Three Supply Path Optimizations That Brands Are Not Doing Right Now – And Could

Marc Goldberg, CRO, Method Media Intelligence

Data-Driven Thinking” is written by members of the media community and contains fresh ideas on the digital revolution in media.

Today’s column is written by Marc Goldberg, CRO at Method Media Intelligence.

Supply-path optimization (SPO) is yet another vague ad tech initialism, the definition of which changes depending on who is speaking.

Most people think SPO is exclusively a tactic that publishers can use to maximize their revenue, but that obscures the reality, which is that the buy side also needs to optimize for quality sources.

The fact is buyers can – and should – also do SPO. The problem is it’s difficult to understand, and therefore optimize, the supply paths that are coming to them. In order to do that, they need more sophisticated tools and access to data – much more data, and much more specific data.

And then they can start to do some interesting things.

Cutting a path

But there’s a problem:  in most cases, buyers don’t actually have the data they need and their ad tech vendors don’t give it to them. 

For example, sampled quality data in seven-day intervals aggregated to a percentage without a breakdown of supply pools by their level of quality, is like trying to solve a whale-sized problem, with goldfish-sized memory.

Without specific information, it’s easy to confuse domain optimizations with SPO. You might notice that a domain has a high invalid traffic rate, so you block it.

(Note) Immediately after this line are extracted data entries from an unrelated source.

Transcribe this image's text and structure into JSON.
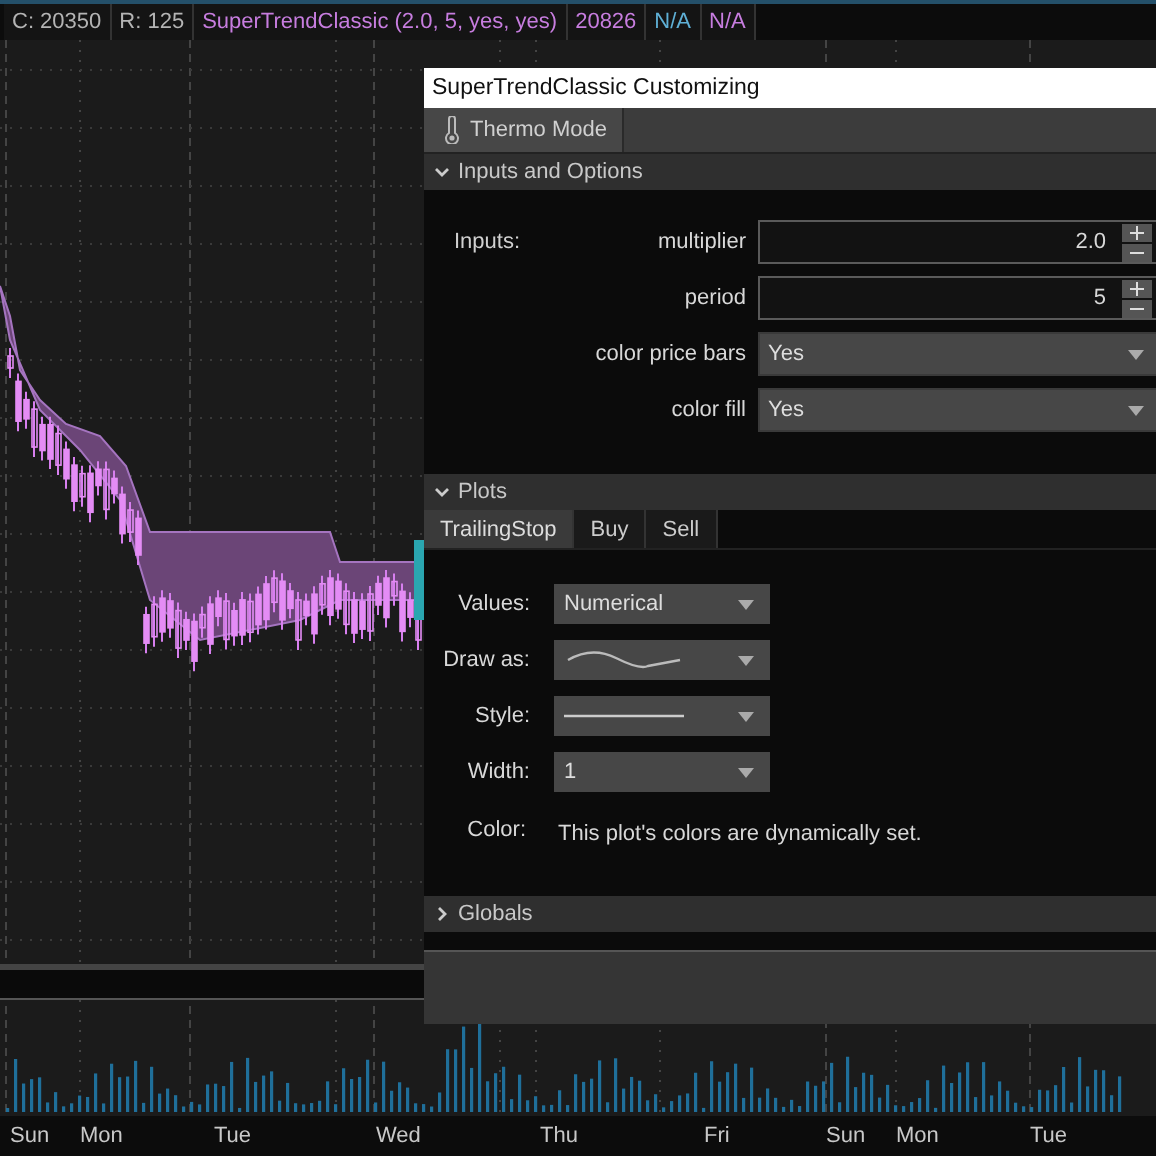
{
  "status_bar": [
    {
      "text": "C: 20350",
      "kind": "readout"
    },
    {
      "text": "R: 125",
      "kind": "readout"
    },
    {
      "text": "SuperTrendClassic (2.0, 5, yes, yes)",
      "kind": "study"
    },
    {
      "text": "20826",
      "kind": "study"
    },
    {
      "text": "N/A",
      "kind": "buy"
    },
    {
      "text": "N/A",
      "kind": "study"
    }
  ],
  "dialog": {
    "title": "SuperTrendClassic Customizing",
    "toolbar": {
      "button": "Thermo Mode"
    },
    "inputs_section": {
      "title": "Inputs and Options",
      "expanded": true,
      "label": "Inputs:",
      "inputs": [
        {
          "name": "multiplier",
          "kind": "spinner",
          "value": "2.0"
        },
        {
          "name": "period",
          "kind": "spinner",
          "value": "5"
        },
        {
          "name": "color price bars",
          "kind": "dropdown",
          "value": "Yes"
        },
        {
          "name": "color fill",
          "kind": "dropdown",
          "value": "Yes"
        }
      ]
    },
    "plots_section": {
      "title": "Plots",
      "expanded": true,
      "tabs": [
        {
          "label": "TrailingStop",
          "selected": true
        },
        {
          "label": "Buy",
          "selected": false
        },
        {
          "label": "Sell",
          "selected": false
        }
      ],
      "settings": [
        {
          "label": "Values:",
          "kind": "text",
          "value": "Numerical"
        },
        {
          "label": "Draw as:",
          "kind": "curve"
        },
        {
          "label": "Style:",
          "kind": "solid-line"
        },
        {
          "label": "Width:",
          "kind": "text",
          "value": "1"
        }
      ],
      "color_label": "Color:",
      "color_note": "This plot's colors are dynamically set."
    },
    "globals_section": {
      "title": "Globals",
      "expanded": false
    }
  },
  "time_axis": [
    "Sun",
    "Mon",
    "Tue",
    "Wed",
    "Thu",
    "Fri",
    "Sun",
    "Mon",
    "Tue"
  ]
}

Some other domain has low viewability, so you block it. Low click throughs? Block it.

But this is not really SPO. Don’t forget that the “p” in SPO stands for “path,” and the path is how you get the granularity you need to make meaningful optimizations. To do  that, you have to  connect information sets from DSPs and ad servers, and this requires having common identifiers.

You need the auction ID (using DSP macros as the key values) and impression ID (using ad server macros), and then you can start to get a fuller picture of your spend.

The true magic happens when you combine this with quality metrics, such as invalid traffic, viewability and other signals. This opens up your ability to optimize your supply paths and answer simple, but vital, questions, like, what is waste and what is working?

Be aware that doing this kind of measurement on a sample basis and using the incomplete reporting can give you misleading results.

Here are three supply-path optimizations that most brands aren’t doing right now but should be.

1. Size matters

There is a lot of useful data available out there – if you know how to connect it.

The events from your ad campaign, for example, can and should be measured. From that, optimize for improvement and keep an open mind. Optimizations exist that you might not have even considered.

Maybe your ad creative is too big, so it’s loading slowly and delaying the rendering. It’s entirely possible that your non-renders are due to a creative size issue. So, look at the data if you have it, and look at creative IDs and performance by creative.

2. Look deeper

Michael Scott from “The Office” put it well: “Wikipedia is the best thing ever. Anyone in the world can write anything they want about any subject, so you know you are getting the best possible information.”

If you are exclusively looking at your DSP log files, you are forgetting that the information is all server-side measurement, meaning that it’s self-declared by sellers. This information needs to be merged – and made mergeable – with the-ad serving records, since those are the truth.

Once they are merged, you can see which sellers are driving most of the spoofing or wasted spend. Remove from those sellers!

3. But don’t throw out the baby with the bathwater

A typical optimization is done by looking at quality metrics by site/domain and then placing low-performing sites onto an exclusion list or removing them from an inclusion list.

Remember, a site might be entering an exchange via multiple sellers. With 100% measurement and supplier data from DSPs, you can try to break out the quality metrics by seller to get a proper granular breakdown for any given site. This allows you to remove a seller rather than just the domain.

For example:

  • 3,000,000 impressions from Exchange A and Seller123 (Seller.ID 5409383) – 80% viewable, 2% IVT
  • 3,000,000 impressions from Exchange A and Seller456 (Seller.ID 5410388) – 10% viewable, 30% IVT
  • 2,000,000 impressions from Exchange B and Seller135 (Seller.ID 4419772) – 70% viewable, 4% IVT
  • 2,000,000 impressions from Exchange B and Seller246 (Seller.ID 4419857) – 15% viewable, 40% IVT

Blocking Seller 456 from Exchange A and Seller 246 from Exchange B prevents the low-quality supply path from being purchased while allowing the high-quality supply paths to continue.

Spend your budget, remove what’s not working and reallocate to what is.

It might look complicated on the surface, but it’s actually quite simple, and if you’re curious and motivated enough, you can really help your campaigns.